以上のようにして得られた参考例11の日焼け止めO/Wクリームは、経時変化を起こさず安定で、また使用感に関しても、塗布時の肌へののび広がりが良くなめらかで、後肌のべたつき感もキシミ感もなく、透明性が高く、白浮きがない、日焼け止め効果の持続性にも優れた日焼け止めO/Wクリームであった。
参考例12〕(日焼け止めO/Wクリーム)
(成分) (%)
1.水添ポリイソブテン 18.6
2.シリコーン三次架橋体(注1) 4.5
3.ベヘニルアルコール 0.7
4.セスキイソステアリン酸ソルビタン 0.5
5.ステアリン酸グリセリル(SE) 0.7
6.イソステアリン酸ポリグリセリル−4 (HLB:8.2) 0.5
7.(アクリル酸Na/アクリロイルジメチルタウリンNa)コポリマー(注7)
1.2
8.植物由来セルロース(2%aq)(注2) 5.0
9.イソステアリン酸PEG−20ソルビタン 1.5
10.1,3−ブチレングリコール 5.0
11.エタノール 5.0
12.酸化チタン水分散体I 20.0
13.酸化亜鉛水分散体II 25.0
14.精製水 11.8
(製造方法)
A:成分1〜6を混合し、加熱する。
B:成分7〜14を均一に混合し、加熱する。
C:BにAを添加して乳化し、冷却して日焼け止めO/Wクリームを得た。
以上のようにして得られた参考例11の日焼け止めO/Wクリームは、酸化亜鉛と酸化チタンが混合分散した系にも関わらず経時変化を起こさず安定で、また使用感に関しても、塗布時の肌へののび広がりが良くなめらかで、後肌のべたつき感もキシミ感もなく、透明性が高く白浮きのない、耐水性に優れ日焼け止め効果の持続性にも優れた有機紫外線吸収剤フリーの日焼け止めO/Wクリームであった。

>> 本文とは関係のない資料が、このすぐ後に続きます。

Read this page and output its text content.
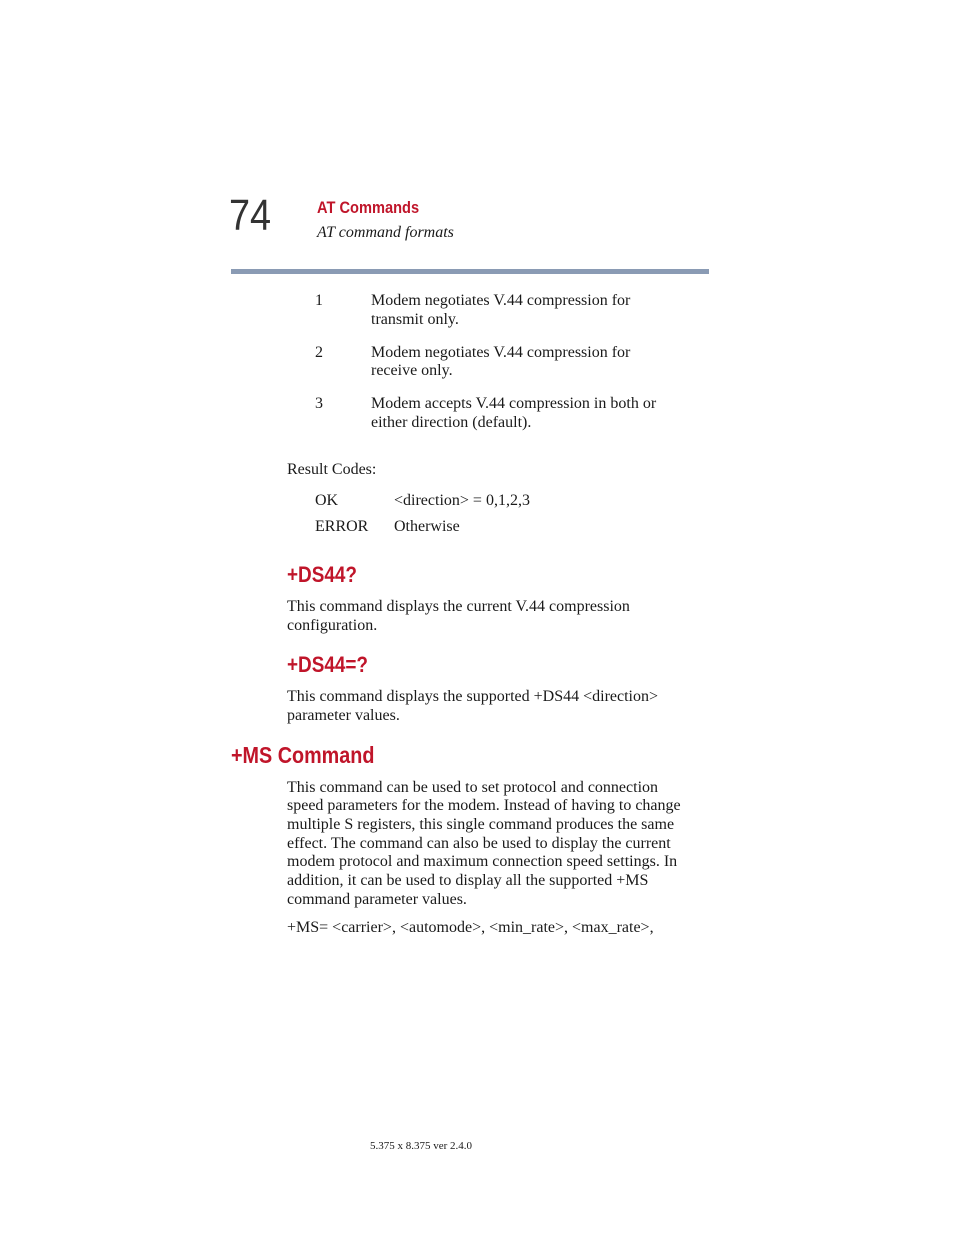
74	AT Commands
AT command formats
1	Modem negotiates V.44 compression for
transmit only.
2	Modem negotiates V.44 compression for
receive only.
3	Modem accepts V.44 compression in both or
either direction (default).
Result Codes:
OK	<direction> = 0,1,2,3
ERROR Otherwise
+DS44?
This command displays the current V.44 compression
configuration.
+DS44=?
This command displays the supported +DS44 <direction>
parameter values.
+MS Command
This command can be used to set protocol and connection
speed parameters for the modem. Instead of having to change
multiple S registers, this single command produces the same
effect. The command can also be used to display the current
modem protocol and maximum connection speed settings. In
addition, it can be used to display all the supported +MS
command parameter values.
+MS= <carrier>, <automode>, <min_rate>, <max_rate>,
5.375 x 8.375 ver 2.4.0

本発明により、長期安定性に優れ。感触が良く、汗や水に強い、紫外線遮断効果の付与可能な水中油型乳化化粧料を得ることができる。

Claims (2)

  1. シリカを含む第一被覆層を有し、さらに最外表面を疎水性有機表面処理された微粒子無機
    粉体(A)及び微生物産生セルロースを含み、
    前記微粒子無機粉体(A)の平均粒子径は5〜200nmであ
    ことを特徴とする水中油型乳化化粧料。
  2. 上記微粒子無機粉体は、酸化チタン、酸化亜鉛及び酸化セリウムからなる群より選択され
    る少なくとも1種である請求項記載の水中油型乳化化粧料。